Jerry Kopel

6/27/1997

The Denver Post's Fred Brown gave me too much credit earlier this year in a February column. Fred called it "amazing research" that I had counted the number of bills that Colorado's legislature had enacted into law from 1877 through 1996. It wasn't that difficult. Anyone willing to spend several hours and who knows where to look can do it.

The major source is found on page 53 of the Colorado Year Book for 1962-64, prepared by the State Planning Division. This one page gives you all the statistical information about legislative actions from 1915 through 1964.

Colorado's Year Book began back in 1918 with 200 pages. The 1962-64 publication totaled 1,000 pages of valuable information. Some idiot in state government (maybe someone in the legislature) later on decided to cease publication of this major information source to save a few dollars. Only a few individuals and libraries still own the published copies.

How do you get the numbers after 1964 and before 1915? Turn to the last volume of each year's session laws. In the upper corners, find "Ch." for chapter. Look at the last number used. In 1995, it was Ch.284. So in 1995, there were 284 bills enacted into law.

An earlier Post column by Fred Brown had theorized that Colorado had enacted 24,000 laws. I responded the number had not yet reached 20,000. Fred's reply to that suggestion was Colorado should "stop passing laws when the legislature hits 20,000". If he assumes there are nearly 20,000 laws on the Colorado statute books, that is simply wrong. My guess, and it is a guess, is there are no more than 3,000 laws presently in effect.

First, the appropriation and supplemental appropriation bills are not in the statute books. In 1996, there were 20 laws in that category. Second, almost (but not quite) all laws passed by the Colorado legislature in the first sixty years of statehood are gone, replaced by new ones.

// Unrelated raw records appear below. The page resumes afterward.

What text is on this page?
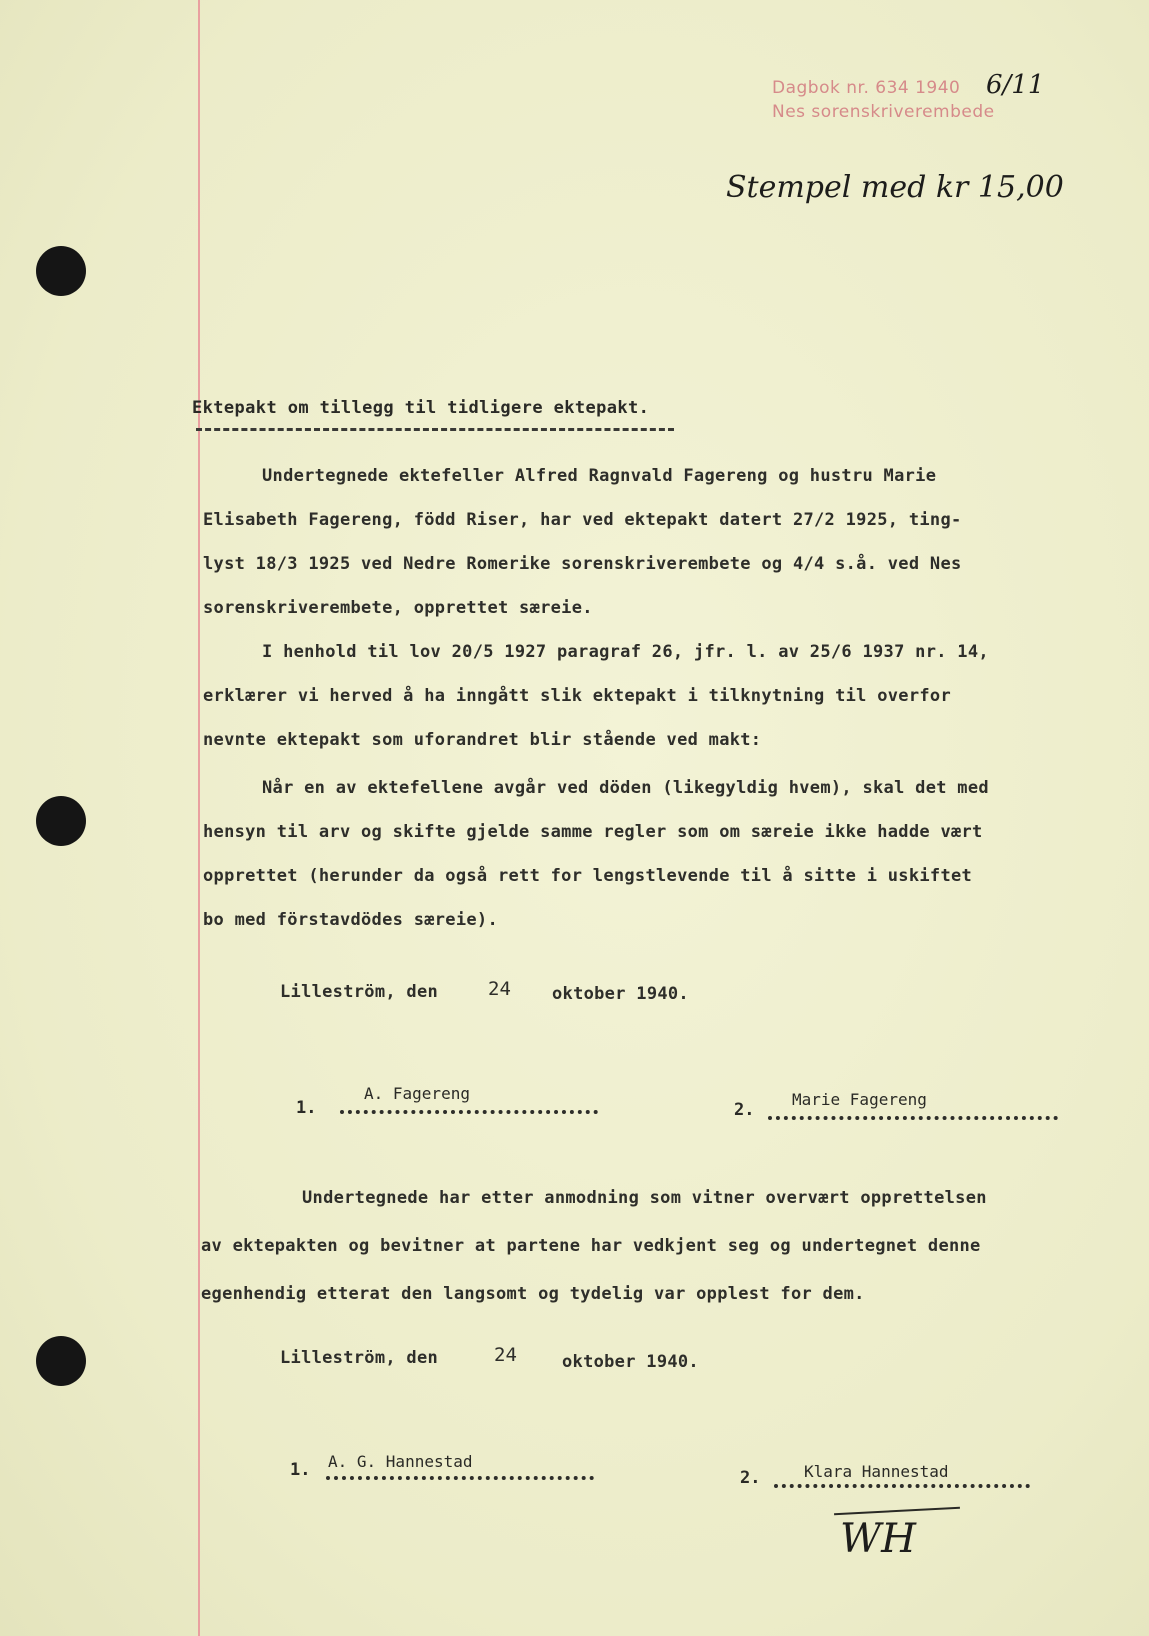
Dagbok nr. 634 1940
Nes sorenskriverembede
6/11
Stempel med kr 15,00
Ektepakt om tillegg til tidligere ektepakt.
Undertegnede ektefeller Alfred Ragnvald Fagereng og hustru Marie
Elisabeth Fagereng, född Riser, har ved ektepakt datert 27/2 1925, ting-
lyst 18/3 1925 ved Nedre Romerike sorenskriverembete og 4/4 s.å. ved Nes
sorenskriverembete, opprettet særeie.
I henhold til lov 20/5 1927 paragraf 26, jfr. l. av 25/6 1937 nr. 14,
erklærer vi herved å ha inngått slik ektepakt i tilknytning til overfor
nevnte ektepakt som uforandret blir stående ved makt:
Når en av ektefellene avgår ved döden (likegyldig hvem), skal det med
hensyn til arv og skifte gjelde samme regler som om særeie ikke hadde vært
opprettet (herunder da også rett for lengstlevende til å sitte i uskiftet
bo med förstavdödes særeie).
Lilleström, den	24 oktober 1940.
1.
A. Fagereng
2.
Marie Fagereng
Undertegnede har etter anmodning som vitner overvært opprettelsen
av ektepakten og bevitner at partene har vedkjent seg og undertegnet denne
egenhendig etterat den langsomt og tydelig var opplest for dem.
Lilleström, den	24	oktober 1940.
1. A. G. Hannestad
2.	Klara Hannestad
WH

Look at Colorado's criminal statutes found in Title 18, Article l through 22. You won't find any statute earlier than 1971. That's because in 1971, the legislature enacted SB 262 by Sen. John Birmingham (R) and Rep. Ralph Cole (R), a 198-page Criminal Code which replaced all criminal statutes passed from 1877 through 1970.

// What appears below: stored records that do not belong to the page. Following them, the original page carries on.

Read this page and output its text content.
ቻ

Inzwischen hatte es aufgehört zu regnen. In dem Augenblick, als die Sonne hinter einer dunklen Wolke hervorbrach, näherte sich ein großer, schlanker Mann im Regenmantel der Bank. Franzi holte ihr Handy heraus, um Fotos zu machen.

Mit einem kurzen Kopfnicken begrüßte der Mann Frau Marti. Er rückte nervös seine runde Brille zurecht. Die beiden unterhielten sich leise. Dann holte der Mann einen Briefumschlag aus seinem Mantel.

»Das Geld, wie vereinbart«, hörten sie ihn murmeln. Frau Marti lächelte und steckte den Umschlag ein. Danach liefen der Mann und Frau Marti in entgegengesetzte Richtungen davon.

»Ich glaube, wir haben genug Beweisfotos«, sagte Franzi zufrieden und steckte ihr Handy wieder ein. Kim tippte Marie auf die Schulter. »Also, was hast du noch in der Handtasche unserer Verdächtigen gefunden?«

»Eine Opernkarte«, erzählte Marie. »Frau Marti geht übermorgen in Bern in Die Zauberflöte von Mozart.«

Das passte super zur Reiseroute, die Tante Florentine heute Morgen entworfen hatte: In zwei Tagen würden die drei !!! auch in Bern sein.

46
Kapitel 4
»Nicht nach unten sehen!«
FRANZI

Too many laws? Beginning in August of 1977, Colorado's statutes will be published in a 13-volume softbound cover set with annotations, by Bradford Publishing Co. Presently there are 30 volumes in hardback cover.

The legislature could, and should, continue to wipe away obsolete and ineffective statutes. But unless the legislature learns some self-discipline about the number of new or replacement laws needed each year, I predict the 13-volume set of Colorado statutes for 1997 will be 18 volumes by the year 2007.

* * *

Adultery has been in the news quite recently as it relates to the U.S. military, but it was also a controversial subject in Colorado back in 1971 when the legislature passed SB 262, the new criminal code mentioned earlier in this column.

One of the first laws ever passed while Colorado was still a territory back in 1861 and basically unchanged until 1971 states:

"Any man or woman who shall live together in an open state of adultery or fornication, or adultery and fornication, every such man and woman shall be indicted, and on conviction shall be fined in any sum not exceeding two hundred dollars each or imprisoned in the county jail not exceeding six months. This offense shall be sufficiently proved by circumstances which raise the presumption of cohabitation and unlawful intimacy."

The penalties increased for each subsequent offense but there was an out. "It shall be in the power of the parties offending to prevent or suspend the prosecution by their intermarriage, if such marriage can be legally solemnized, upon the payment of the costs of prosecution."

People were prosecuted under the statute. One defendant who went to the Colorado Supreme Court in 1925 tried to claim the evidence showed only occasional adulterous meetings. The court held "There is no requirement that such meetings should extend over a prescribed period of time."

The 1971 change in the statute was the brainchild of then-District Attorney Dale Tooley who drafted the following, which is the present statute: "Any sexual intercourse by a married person other than with that person's spouse is adultery, which is prohibited."

The Tooley language was quite subtle. It eliminated fornication as an offense and it did not mention a penalty for adultery and it did not classify the act as a felony, misdemeanor, or petty offense. CRS 18-1-108 and 109 provides for penalties where not specified in the criminal statute, but only if that statute refers to the activity as a felony, misdemeanor, or petty offense.

During debate in House Judiciary Committee on SB 262, I made the egregious error of asking the witness, former Colorado Supreme Court Chief Justice O. Otto Moore, who was then serving as an assistant to DA Tooley, the following:

Kopel: "Justice Moore, can you tell our committee the difference between adultery and fornication?"

Justice Moore: (After a short pause.) "Well, I have tried both, and I was unable to tell any difference."

Jerry Kopel writes a column for the Statesman based on 22 years past experience as a state legislator.